Além de Milton, outros músicos do Clube da Esquina atingiram sucesso fora do Brasil, como o saxofonista Nivaldo Ornellas e o baterista Robertinho Silva. Já Toninho Horta foi eleito o melhor guitarrista do mundo pela revista britânica Melody Maker em 1977 – ficando em sétimo lugar em 1978 – e atualmente mora e trabalha nos Estados Unidos.

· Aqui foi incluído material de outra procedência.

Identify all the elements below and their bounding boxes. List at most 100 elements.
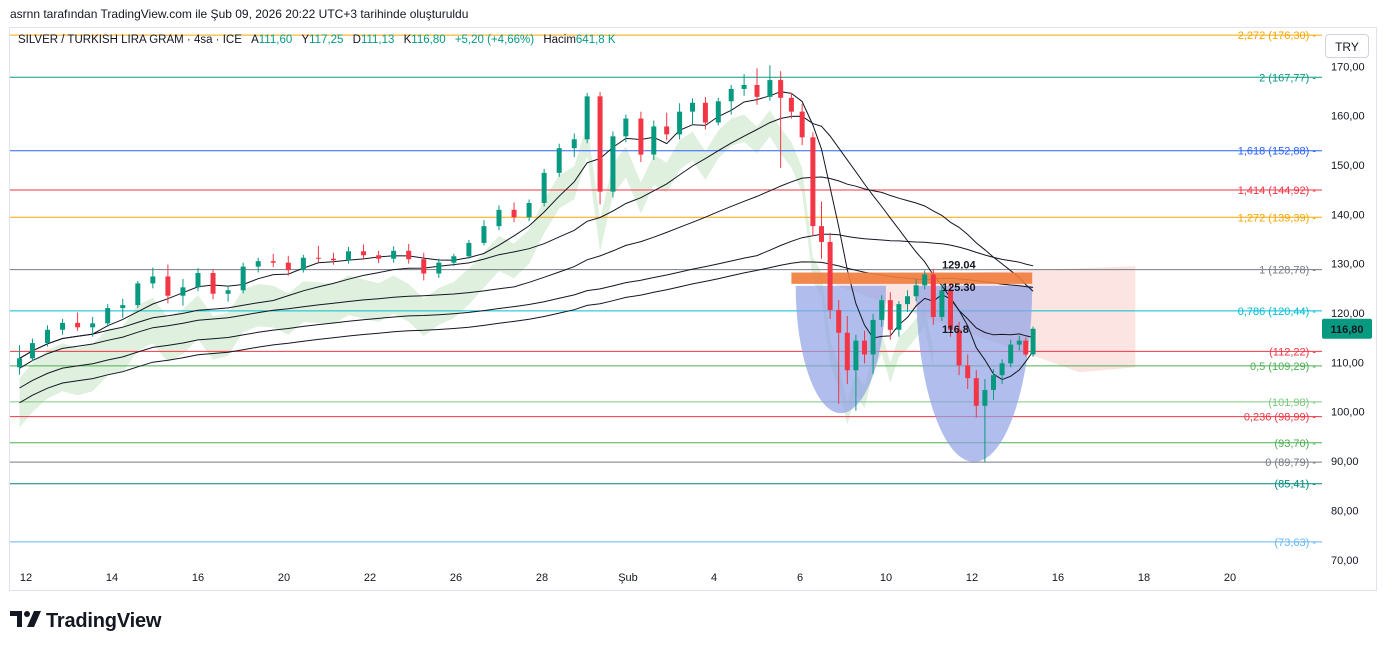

O Sesc São Paulo aproveitou o aniversário de 37 anos do disco Clube da Esquina para fazer uma merecida homenagem aos artistas que ajudaram a redefinir os rumos da MPB. De 19 de março a 19 de abril, a unidade Pinheiros realizou o projeto Clube da Esquina – Nas Minas da Música, com debates, exibição de filmes, oficinas, atividades para crianças, além, claro, de shows com os principais ícones da turma que colocou Minas Gerais no mapa da música mundial. “Quisemos fazer uma programação bem completa”, explica Débora Rodrigues Teixeira, do núcleo de apresentações artísticas da unidade. “Nossa ideia não é falar apenas do movimento em si, mas também sobre tudo que há ao redor disso.” Um exemplo disso é a exibição do filme Jules e Jim (1962), do cineasta francês François Truffaut, que influenciou as primeiras parcerias entre Márcio Borges e Milton Nascimento. “A exibição do filme foi ideia do próprio Márcio, que colaborou com o projeto junto com o pessoal do Museu Clube da Esquina, situado em Minas”, informa Débora. Durante o evento, o segundo andar do Sesc Pinheiros abrigou uma exposição de fotos, capas de discos, instrumentos musicais, documentos, manuscritos e outros objetos dos artistas que participaram do Clube.
A programação de shows reuniu os principais ícones do Clube da Esquina em parcerias com outros músicos mineiros: Flávio Venturini subiu ao palco com o pianista André Mehmari, Beto Guedes se apresentou com Telo Borges, Túlio Mourão e Nonato Luiz também dividiram o microfone, assim como Celso Moreira e Chico Amaral. Um dos grandes destaques, no entanto, foi a parceria no palco entre Lô Borges e Milton Nascimento, para recriar, ao vivo, as músicas de Clube da Esquina. “Foi uma celebração”, conta Débora. “Todos os músicos ficaram emocionados e agradecidos.”